A second study with the integrin antagonist S-247 showed significantly increased survival in treated animals vs controls, with a significant decrease in liver metastases. Dr. Ellis said that most of the mice died of increased tumor at the splenic site of primary tumor implantation, not of metastatic disease.

"Integrin antagonists appear not to be effective against primary tumor in this model but are effective against metastases," Dr. Ellis said. The anti-integrin had no apparent toxicity and will be studied further in pancreatic and gastric cancer.

No Magic Bullet

The IGF-1 receptor is overexpressed on the majority of colon cancer cells. IGF-1 increases vascular endothelial growth factor (VEGF) levels in colon cancer cells. Dr. Ellis said that IGF binds to a tyrosine kinase receptor that then dimerizes and cross-phosphorylates. This initiates signal transduction leading to induction of VEGF, which increases tumor growth and metastasis.

"Decreasing IGF-1 receptor activity inhibits tumor growth. Such tumors have fewer blood vessels, and the vessels are not as robust as in regular tumors. VEGF expression also decreases," Dr. Ellis said. "However, inhibiting the IGF-1 receptor without blocking the insulin receptor is likely to be difficult."
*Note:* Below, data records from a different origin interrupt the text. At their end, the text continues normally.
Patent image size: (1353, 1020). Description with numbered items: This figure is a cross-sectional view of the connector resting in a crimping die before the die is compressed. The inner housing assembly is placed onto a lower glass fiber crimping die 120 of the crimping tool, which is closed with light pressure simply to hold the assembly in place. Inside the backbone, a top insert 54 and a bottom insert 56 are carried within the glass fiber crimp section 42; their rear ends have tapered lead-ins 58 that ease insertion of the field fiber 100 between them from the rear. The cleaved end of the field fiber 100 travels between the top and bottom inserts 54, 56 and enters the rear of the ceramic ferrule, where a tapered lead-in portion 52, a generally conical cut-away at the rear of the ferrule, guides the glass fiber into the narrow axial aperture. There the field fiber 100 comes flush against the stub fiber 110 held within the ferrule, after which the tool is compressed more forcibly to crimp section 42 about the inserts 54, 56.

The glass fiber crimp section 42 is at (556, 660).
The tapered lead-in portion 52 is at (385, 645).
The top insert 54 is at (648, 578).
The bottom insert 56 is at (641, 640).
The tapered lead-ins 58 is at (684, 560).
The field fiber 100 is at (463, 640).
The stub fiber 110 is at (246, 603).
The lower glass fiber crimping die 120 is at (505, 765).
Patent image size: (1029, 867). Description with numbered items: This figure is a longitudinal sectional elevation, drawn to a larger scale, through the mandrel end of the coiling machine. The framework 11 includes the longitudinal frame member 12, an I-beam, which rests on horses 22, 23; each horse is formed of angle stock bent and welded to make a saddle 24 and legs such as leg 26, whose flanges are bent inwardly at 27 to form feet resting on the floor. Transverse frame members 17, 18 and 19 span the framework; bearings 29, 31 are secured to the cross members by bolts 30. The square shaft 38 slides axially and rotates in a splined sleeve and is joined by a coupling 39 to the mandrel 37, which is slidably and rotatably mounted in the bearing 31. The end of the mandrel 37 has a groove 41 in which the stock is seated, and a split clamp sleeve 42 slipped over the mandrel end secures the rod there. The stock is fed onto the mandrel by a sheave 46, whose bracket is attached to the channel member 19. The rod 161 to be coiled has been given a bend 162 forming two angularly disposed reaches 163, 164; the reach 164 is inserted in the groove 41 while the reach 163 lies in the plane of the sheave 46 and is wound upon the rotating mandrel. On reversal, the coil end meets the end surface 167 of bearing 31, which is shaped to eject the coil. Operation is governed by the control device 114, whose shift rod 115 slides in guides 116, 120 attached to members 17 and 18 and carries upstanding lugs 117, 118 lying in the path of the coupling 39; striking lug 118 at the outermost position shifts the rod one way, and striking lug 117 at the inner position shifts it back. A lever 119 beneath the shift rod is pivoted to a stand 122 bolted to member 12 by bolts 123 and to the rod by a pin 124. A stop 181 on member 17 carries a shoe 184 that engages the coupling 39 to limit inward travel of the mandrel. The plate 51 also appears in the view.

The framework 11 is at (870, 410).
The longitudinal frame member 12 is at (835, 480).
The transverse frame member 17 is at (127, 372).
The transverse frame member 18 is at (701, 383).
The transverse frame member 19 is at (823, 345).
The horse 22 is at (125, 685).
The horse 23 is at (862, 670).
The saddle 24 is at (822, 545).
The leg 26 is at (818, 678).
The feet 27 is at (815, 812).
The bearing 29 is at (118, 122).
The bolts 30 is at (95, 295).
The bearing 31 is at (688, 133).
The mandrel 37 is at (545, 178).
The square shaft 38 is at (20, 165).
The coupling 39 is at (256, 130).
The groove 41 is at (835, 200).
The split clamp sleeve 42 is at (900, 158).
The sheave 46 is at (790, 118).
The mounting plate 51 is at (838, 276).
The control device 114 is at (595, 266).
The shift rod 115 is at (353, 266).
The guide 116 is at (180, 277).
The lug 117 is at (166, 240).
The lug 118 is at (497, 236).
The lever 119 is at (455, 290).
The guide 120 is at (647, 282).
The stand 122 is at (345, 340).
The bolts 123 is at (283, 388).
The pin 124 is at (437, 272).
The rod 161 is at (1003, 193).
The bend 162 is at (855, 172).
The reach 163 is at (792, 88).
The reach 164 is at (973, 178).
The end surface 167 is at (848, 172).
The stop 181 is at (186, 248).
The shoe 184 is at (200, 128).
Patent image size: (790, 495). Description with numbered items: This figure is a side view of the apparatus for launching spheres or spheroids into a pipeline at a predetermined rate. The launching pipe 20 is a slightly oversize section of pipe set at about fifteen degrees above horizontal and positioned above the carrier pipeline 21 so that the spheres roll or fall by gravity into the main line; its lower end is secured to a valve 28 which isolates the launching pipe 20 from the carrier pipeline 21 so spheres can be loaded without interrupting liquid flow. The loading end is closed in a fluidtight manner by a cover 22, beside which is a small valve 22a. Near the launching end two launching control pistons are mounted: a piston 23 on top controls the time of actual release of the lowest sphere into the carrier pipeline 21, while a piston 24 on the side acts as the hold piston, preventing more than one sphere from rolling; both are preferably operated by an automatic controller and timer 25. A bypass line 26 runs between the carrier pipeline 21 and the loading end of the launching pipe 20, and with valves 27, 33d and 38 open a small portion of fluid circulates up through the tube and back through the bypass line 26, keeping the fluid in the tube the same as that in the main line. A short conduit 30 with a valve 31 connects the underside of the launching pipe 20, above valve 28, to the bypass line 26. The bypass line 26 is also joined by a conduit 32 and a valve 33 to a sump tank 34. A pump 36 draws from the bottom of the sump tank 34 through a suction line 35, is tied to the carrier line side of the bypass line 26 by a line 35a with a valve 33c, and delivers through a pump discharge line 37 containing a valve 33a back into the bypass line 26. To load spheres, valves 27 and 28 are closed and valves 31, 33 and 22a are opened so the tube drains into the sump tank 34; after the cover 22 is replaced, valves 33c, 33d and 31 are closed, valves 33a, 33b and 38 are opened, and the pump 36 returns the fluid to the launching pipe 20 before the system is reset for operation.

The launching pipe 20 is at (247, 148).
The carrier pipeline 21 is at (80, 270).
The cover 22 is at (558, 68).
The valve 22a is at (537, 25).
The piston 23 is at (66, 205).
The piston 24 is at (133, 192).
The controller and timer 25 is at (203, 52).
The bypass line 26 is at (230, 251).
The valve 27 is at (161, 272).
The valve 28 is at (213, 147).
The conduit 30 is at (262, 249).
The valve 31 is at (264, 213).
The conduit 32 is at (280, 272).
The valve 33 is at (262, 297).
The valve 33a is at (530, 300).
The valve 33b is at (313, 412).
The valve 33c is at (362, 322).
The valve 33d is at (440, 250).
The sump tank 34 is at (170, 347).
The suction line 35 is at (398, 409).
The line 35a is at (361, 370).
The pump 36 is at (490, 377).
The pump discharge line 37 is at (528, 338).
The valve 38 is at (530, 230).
Angiogenesis is a dynamic process that offers many targets for intervention. According to one proposed model, upregulation of Ang-2 leads to increased hypoxia, expression of VEGF, and angiogenesis. "Then Ang-1 increases and stabilizes these new blood vessels," Dr. Ellis said. He predicted that an effective antiangiogenesis strategy will require blocking multiple pathways rather than hoping for a single "magic bullet."